Em comunicado, a arqueóloga Maayan Lev, coautora do estudo, explicou que a escolha das presas provavelmente não era aleatória. Os grupos natufianos parecem ter dado preferência a animais relativamente grandes, lentos e pouco perigosos — características que tornavam os répteis menores mais fáceis de capturar e manusear, enquanto os maiores ofereciam uma quantidade maior de carne.

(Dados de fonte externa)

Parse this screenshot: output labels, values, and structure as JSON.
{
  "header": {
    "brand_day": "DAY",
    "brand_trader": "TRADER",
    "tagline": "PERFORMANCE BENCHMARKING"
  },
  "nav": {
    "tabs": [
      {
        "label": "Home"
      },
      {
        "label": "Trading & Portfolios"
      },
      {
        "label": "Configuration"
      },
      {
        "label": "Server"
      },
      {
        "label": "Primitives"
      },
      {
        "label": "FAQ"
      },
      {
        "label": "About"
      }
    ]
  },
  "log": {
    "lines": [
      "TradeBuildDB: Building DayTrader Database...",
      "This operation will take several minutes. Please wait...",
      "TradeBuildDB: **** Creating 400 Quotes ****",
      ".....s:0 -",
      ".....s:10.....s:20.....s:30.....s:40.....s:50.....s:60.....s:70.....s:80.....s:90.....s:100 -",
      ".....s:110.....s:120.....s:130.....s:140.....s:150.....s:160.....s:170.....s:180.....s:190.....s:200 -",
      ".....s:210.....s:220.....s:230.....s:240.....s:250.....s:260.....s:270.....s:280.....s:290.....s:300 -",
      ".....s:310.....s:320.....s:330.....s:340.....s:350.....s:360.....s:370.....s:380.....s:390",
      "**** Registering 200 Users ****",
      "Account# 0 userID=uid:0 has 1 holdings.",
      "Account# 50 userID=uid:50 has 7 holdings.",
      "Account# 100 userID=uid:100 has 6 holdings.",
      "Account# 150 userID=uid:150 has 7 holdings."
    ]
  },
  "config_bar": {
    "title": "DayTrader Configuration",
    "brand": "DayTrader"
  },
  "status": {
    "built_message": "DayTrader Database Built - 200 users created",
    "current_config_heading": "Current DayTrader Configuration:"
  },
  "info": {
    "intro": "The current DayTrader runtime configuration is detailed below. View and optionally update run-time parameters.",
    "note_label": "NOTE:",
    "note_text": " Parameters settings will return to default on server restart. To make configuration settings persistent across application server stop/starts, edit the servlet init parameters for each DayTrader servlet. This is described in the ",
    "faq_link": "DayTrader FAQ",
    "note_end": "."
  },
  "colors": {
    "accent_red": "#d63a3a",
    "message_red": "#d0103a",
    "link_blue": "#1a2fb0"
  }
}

Para a pesquisadora, isso ajuda a explicar por que o lagarto-de-vidro era uma presa especialmente atraente. Cobras consideradas inofensivas também eram capturadas com frequência, enquanto víboras venenosas aparecem em quantidade muito menor nos vestígios arqueológicos.
Um cardápio constante
Como aponta o site Archaeology News, o hábito não parece ter sido passageiro. Os mesmos tipos de répteis foram selecionados durante diferentes fases de ocupação do sítio arqueológico do Terraço de El-Wad, e a caça a esses animais continuou por mais de 3 mil anos. Para os pesquisadores, isso aponta para uma escolha alimentar constante, e não para restos acumulados aleatoriamente por outros animais.
A descoberta também ajuda a entender como a alimentação acompanhou a mudança no modo de vida dos natufianos. Ao permanecerem por períodos maiores em um mesmo lugar, esses grupos passaram a depender mais dos recursos disponíveis nas proximidades. Lagartos e cobras podiam fornecer carne sem exigir grandes deslocamentos e esforços de caça.
A equipe ainda comparou os vestígios do Terraço de El-Wad com restos de répteis encontrados em sítios paleolíticos mais antigos da região. Nesses locais anteriores, os répteis aparecem em menor quantidade e pertencem a uma variedade maior de espécies pequenas. Já os sítios natufianos apresentam padrões mais semelhantes entre si, indicando escolhas compartilhadas sobre quais animais capturar e utilizar.
Assim, o estudo acrescenta uma nova parte à história da transição para comunidades mais sedentárias. Antes mesmo de a agricultura se desenvolver, os natufianos já modificavam suas estratégias de obtenção de alimento, explorando de forma planejada animais disponíveis no ambiente.